I dreamed of running through a forest I'd never seen before, my paws hitting the earth with a power I'd never possessed. In the dream, I was strong. I was fast. I was everything I'd never been in real life. The moon hung full and bright above me, and when I howled, the sound was pure and powerful, echoing through the trees like thunder.
Other wolves ran with me, wolves with silver fur that glowed in the moonlight. We moved as one, a pack united by something more than just territory or hierarchy. We were family. We were power. We were...
The dream shattered, and I woke with a gasp.
Except I couldn't see anything. My eyes were open, but everything was dark. Panic seized me. Was I blind? What had that tea done to me?
I tried to sit up, but my body felt wrong. Heavy and light at the same time, like I was made of something different than flesh and bone. I managed to get my hands under me and push myself up, and that's when I saw it.
Silver light was glowing beneath my skin. Actual light, like I'd swallowed starlight and it was trying to escape through my pores.
"What..." My voice came out rough and strange.
I crawled toward my small mirror, my limbs shaking. The glow from my skin provided enough light to see my reflection, and when I did, I stopped breathing.

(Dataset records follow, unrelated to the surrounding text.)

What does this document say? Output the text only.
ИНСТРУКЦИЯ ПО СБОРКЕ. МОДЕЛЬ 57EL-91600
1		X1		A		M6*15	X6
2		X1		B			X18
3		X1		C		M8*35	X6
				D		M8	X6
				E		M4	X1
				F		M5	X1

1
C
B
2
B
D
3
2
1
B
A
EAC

I looked like me, but also not like me at all. My dark brown hair now had thick streaks of silver running through it, gleaming like threads of moonlight. My face was the same but sharper somehow, more defined. And my eyes—my eyes were glowing. Not hazel anymore, but bright gold, almost luminous in the darkness.
"This isn't real," I whispered, touching my face with trembling fingers. "This can't be real."
But it was real. I could feel the power thrumming through my body, energy that had never been there before. My wolf was fully present in my mind for the first time in my life, her voice clear and strong.
"Finally," she said, and there was relief in her voice. "We are finally whole."
"What's happening to me?" I asked out loud, still staring at my transformed reflection.
"We are becoming who we were always meant to be," my wolf answered. "The herbs in the tea didn't change us. They awakened what was sleeping inside us. We are Silver Moon, Nessa. We always were."
Silver Moon. The name stirred something deep in my memory, like I should know what that meant but couldn't quite grasp it. I'd heard stories about ancient wolf bloodlines, powerful families that had existed centuries ago. But I didn't know anything specific, and I certainly didn't understand how I could be connected to any of that.
I looked down at my hands, watching the silver light pulse beneath my skin. As I watched, it started to fade, sinking back down until I looked almost normal again. But the silver streaks in my hair remained, and when I looked closely at my eyes, I could still see gold swirling in the hazel.
I sat back on my heels, my mind racing. Helena had known this would happen. She'd known what was in that tea and what it would do to me. But why? Who was she? And how did she know what I was?
A wave of dizziness hit me suddenly. I grabbed onto my wooden crate to steady myself, but the world was spinning. How long had I been unconscious? The tiny window near my ceiling showed darkness outside, but I didn't know if it was the same night or if I'd slept through a whole day.
My body felt strange, powerful but also exhausted, like I'd run a marathon in my sleep. I needed water. I needed food. I needed to understand what was happening to me.
But first, I needed to hide what I'd become.
If anyone in the Silverwood Pack saw me like this, with silver in my hair and power radiating from my skin, they'd either try to use me or kill me. Probably both. I'd seen how they treated anything they perceived as a threat. I couldn't let them know about this, not until I understood it myself.
I dug through my small crate of belongings until I found an old scarf. I wrapped it around my head, covering the silver streaks in my hair. It wasn't perfect, but in the dim light of the basement, maybe no one would notice.
My eyes were a bigger problem. The gold glow had faded somewhat, but they still didn't look quite right. I'd have to keep my head down and avoid direct eye contact, which honestly wasn't that different from how I normally behaved.
I checked my reflection again. With the scarf covering my hair and my eyes downcast, I looked mostly like my old self. It would have to be enough.
I crept out of my room, moving silently through the dark basement. My body moved differently now more gracefully, with a confidence I'd never had before. Even my senses seemed sharper. I could hear heartbeats in the rooms above me, could smell cooking food from the distant kitchen, could feel the vibrations of footsteps through the floor.
This was what it felt like to be a real wolf. Not the broken, incomplete thing I'd been before, but something whole and powerful.
I made it to the basement bathroom and drank water straight from the tap, gulping it down desperately. My reflection in the bathroom mirror looked haunted, dark circles under my eyes, face too pale, but at least mostly human.
As I was drinking, I heard footsteps on the stairs. Heavy boots, moving with purpose. I quickly dried my face and stepped out of the bathroom just as Derek, the same warrior who'd summoned me to Alpha Thorne's office yesterday, appeared at the bottom of the stairs.